How to Stop Self-Sabotaging Behavior

Self-sabotaging behavior can be a difficult habit to break, but it is possible. To reduce self-sabotaging behavior, it is important to set meaningful goals and pair them with an action plan. Working with a mental health therapist can also be beneficial. Additionally, making small, gradual changes and acting on them slowly can help prevent your sabotaging mind from holding back.
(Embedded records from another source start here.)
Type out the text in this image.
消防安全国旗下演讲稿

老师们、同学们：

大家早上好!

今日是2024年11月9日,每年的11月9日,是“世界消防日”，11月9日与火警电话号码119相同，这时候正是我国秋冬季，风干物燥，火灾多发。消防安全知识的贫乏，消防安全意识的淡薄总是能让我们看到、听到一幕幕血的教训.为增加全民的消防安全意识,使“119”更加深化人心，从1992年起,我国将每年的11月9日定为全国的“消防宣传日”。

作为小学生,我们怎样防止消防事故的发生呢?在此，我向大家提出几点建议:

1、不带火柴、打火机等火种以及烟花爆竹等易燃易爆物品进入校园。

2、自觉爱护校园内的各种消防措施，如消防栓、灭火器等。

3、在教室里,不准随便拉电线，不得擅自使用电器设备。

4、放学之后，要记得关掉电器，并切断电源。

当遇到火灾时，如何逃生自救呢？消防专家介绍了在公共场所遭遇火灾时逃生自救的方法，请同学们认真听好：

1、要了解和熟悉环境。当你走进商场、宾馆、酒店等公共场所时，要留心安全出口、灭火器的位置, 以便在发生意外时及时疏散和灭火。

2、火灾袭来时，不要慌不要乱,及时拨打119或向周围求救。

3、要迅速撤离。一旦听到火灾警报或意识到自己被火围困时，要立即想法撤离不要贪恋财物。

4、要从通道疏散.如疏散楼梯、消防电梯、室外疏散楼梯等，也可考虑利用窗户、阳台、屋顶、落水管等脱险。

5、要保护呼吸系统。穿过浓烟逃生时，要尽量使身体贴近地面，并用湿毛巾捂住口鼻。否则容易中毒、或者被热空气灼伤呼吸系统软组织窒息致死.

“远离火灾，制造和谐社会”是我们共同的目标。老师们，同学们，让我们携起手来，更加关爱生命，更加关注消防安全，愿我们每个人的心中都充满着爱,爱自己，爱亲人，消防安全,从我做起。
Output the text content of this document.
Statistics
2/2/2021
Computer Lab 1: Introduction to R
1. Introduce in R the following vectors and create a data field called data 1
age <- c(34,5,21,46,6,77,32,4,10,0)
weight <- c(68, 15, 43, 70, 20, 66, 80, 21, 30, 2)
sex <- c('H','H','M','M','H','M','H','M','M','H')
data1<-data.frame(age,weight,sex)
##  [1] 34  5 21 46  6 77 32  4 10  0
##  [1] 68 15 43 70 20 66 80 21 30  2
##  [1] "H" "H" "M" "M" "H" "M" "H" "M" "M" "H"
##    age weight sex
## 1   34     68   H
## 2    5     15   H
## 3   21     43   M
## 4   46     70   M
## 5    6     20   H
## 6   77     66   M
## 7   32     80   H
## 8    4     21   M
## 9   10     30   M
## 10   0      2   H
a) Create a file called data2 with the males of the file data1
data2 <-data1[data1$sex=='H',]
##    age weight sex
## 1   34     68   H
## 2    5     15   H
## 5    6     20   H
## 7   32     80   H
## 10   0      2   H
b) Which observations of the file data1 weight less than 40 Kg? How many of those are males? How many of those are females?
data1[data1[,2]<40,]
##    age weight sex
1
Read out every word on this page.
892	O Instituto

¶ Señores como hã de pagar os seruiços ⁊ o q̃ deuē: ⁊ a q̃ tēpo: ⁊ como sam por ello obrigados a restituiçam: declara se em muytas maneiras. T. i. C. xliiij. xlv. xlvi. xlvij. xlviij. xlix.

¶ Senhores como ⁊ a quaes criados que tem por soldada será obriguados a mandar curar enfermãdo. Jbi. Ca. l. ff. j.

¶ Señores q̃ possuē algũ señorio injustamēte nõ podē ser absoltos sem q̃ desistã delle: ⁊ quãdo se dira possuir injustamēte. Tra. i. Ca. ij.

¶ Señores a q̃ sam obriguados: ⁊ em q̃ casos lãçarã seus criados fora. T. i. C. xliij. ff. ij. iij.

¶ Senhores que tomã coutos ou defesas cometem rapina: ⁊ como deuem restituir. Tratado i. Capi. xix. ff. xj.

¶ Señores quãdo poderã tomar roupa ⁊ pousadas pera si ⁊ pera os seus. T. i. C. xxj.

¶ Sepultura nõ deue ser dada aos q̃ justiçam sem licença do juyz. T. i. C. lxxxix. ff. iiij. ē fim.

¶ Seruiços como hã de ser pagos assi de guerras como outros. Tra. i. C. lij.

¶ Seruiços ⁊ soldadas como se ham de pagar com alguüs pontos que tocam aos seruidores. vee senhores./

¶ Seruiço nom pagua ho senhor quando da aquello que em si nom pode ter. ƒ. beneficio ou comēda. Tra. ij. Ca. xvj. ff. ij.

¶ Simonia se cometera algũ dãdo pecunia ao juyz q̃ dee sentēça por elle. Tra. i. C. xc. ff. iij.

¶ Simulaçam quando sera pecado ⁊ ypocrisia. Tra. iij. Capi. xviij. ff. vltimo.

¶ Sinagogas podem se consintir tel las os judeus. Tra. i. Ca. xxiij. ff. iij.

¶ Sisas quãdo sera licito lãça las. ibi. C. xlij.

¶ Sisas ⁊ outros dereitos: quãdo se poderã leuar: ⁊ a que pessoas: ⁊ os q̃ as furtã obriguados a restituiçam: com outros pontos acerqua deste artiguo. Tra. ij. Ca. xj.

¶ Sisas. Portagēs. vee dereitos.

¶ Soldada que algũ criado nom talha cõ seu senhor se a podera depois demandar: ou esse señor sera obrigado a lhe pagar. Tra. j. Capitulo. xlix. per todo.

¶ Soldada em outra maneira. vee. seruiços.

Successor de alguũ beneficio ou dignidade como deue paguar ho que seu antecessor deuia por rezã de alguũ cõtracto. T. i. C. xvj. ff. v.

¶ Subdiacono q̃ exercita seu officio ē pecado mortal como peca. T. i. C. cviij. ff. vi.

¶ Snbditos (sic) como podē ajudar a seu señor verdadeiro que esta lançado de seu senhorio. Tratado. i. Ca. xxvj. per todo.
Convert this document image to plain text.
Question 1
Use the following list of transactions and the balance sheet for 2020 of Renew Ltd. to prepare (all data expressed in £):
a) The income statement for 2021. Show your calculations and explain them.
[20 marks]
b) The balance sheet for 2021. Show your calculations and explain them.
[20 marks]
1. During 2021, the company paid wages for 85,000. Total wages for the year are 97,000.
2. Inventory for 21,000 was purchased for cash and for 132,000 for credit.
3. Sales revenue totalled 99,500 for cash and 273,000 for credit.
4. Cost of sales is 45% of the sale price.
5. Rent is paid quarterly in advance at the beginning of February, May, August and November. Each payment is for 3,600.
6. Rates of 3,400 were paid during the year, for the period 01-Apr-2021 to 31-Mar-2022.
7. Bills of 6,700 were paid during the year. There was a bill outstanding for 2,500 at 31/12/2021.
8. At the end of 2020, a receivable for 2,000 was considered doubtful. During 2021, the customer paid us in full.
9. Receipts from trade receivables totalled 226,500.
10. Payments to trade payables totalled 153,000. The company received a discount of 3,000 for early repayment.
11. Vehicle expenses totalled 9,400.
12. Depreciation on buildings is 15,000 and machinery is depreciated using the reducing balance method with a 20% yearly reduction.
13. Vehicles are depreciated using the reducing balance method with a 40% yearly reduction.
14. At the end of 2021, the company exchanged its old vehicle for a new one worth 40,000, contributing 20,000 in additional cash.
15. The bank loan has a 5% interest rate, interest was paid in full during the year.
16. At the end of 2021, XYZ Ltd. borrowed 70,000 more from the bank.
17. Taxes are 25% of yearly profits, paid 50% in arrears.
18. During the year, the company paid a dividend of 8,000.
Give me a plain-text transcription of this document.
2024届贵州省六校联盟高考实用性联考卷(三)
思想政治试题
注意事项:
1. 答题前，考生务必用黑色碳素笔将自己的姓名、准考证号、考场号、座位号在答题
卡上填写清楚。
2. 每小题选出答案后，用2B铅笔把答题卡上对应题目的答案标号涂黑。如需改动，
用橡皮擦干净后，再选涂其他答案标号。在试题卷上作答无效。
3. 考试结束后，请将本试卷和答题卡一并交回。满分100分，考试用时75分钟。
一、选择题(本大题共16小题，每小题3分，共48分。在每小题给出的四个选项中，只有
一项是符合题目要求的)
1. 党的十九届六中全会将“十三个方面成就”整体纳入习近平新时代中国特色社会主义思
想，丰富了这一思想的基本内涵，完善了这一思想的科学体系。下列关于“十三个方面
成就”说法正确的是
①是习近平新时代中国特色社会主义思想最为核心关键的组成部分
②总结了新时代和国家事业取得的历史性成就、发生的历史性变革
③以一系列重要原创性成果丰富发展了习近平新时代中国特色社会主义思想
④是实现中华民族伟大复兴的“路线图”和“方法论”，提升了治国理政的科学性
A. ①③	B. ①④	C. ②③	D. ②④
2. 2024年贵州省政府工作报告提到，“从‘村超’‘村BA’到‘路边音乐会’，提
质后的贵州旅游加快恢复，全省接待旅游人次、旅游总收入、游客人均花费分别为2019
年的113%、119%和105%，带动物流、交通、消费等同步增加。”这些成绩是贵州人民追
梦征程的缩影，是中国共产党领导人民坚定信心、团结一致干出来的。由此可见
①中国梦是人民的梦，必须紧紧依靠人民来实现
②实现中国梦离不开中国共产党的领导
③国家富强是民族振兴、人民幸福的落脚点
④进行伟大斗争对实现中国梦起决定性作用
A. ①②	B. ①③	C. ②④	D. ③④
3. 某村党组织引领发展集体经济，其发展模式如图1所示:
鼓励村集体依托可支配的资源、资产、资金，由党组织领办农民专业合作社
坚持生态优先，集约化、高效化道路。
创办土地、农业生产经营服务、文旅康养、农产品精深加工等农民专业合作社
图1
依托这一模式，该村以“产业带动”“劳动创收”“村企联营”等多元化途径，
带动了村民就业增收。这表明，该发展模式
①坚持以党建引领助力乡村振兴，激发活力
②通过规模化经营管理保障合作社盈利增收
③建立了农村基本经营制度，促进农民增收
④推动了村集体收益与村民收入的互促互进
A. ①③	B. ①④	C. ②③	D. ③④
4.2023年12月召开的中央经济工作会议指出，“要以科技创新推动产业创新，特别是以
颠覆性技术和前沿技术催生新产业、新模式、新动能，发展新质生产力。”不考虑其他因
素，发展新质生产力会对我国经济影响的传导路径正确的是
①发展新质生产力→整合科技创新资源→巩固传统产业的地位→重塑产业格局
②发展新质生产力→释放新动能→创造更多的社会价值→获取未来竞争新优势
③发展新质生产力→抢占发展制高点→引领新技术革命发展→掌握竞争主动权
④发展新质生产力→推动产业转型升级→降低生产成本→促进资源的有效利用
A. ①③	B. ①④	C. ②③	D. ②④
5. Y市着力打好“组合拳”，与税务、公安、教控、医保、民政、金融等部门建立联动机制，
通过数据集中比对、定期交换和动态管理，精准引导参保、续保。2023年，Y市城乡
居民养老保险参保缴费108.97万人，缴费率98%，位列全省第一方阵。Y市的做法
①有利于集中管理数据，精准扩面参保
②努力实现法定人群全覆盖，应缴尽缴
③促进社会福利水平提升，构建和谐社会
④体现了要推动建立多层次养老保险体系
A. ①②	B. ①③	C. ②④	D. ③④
Taking bite-sized actions that don't derail you is also important. People who have problems with moderation often have difficulty setting limits. This behavior may seem pleasant to people, causing them to say “yes” to too many things, or it could be a lack of restraint in other areas of their lives, such as having too many drinks on a night out. Procrastination often goes hand in hand with perfectionism, as perfectionists often delay starting a project if they feel they can't do it perfectly.

Unfortunately, a lack of communication can be detrimental to our relationships and can create fertile ground for imposter syndrome. Taking action is a fundamental step in reducing counterproductive behavior, as postponement is often the cornerstone of self-sabotage. Once you start taking action, you build momentum toward your goals and reduce fear while (re)developing your sense of self-worth. Knowing yourself better and exploring what you really want out of life can help prevent this type of self-sabotage.

However, it's not enough to know what you want; you also need to respect and support yourself enough to work for it. Recognizing that there is something out there that you really want and think is good for you is the first step, but then you must take steps to ensure that your actions align with that goal.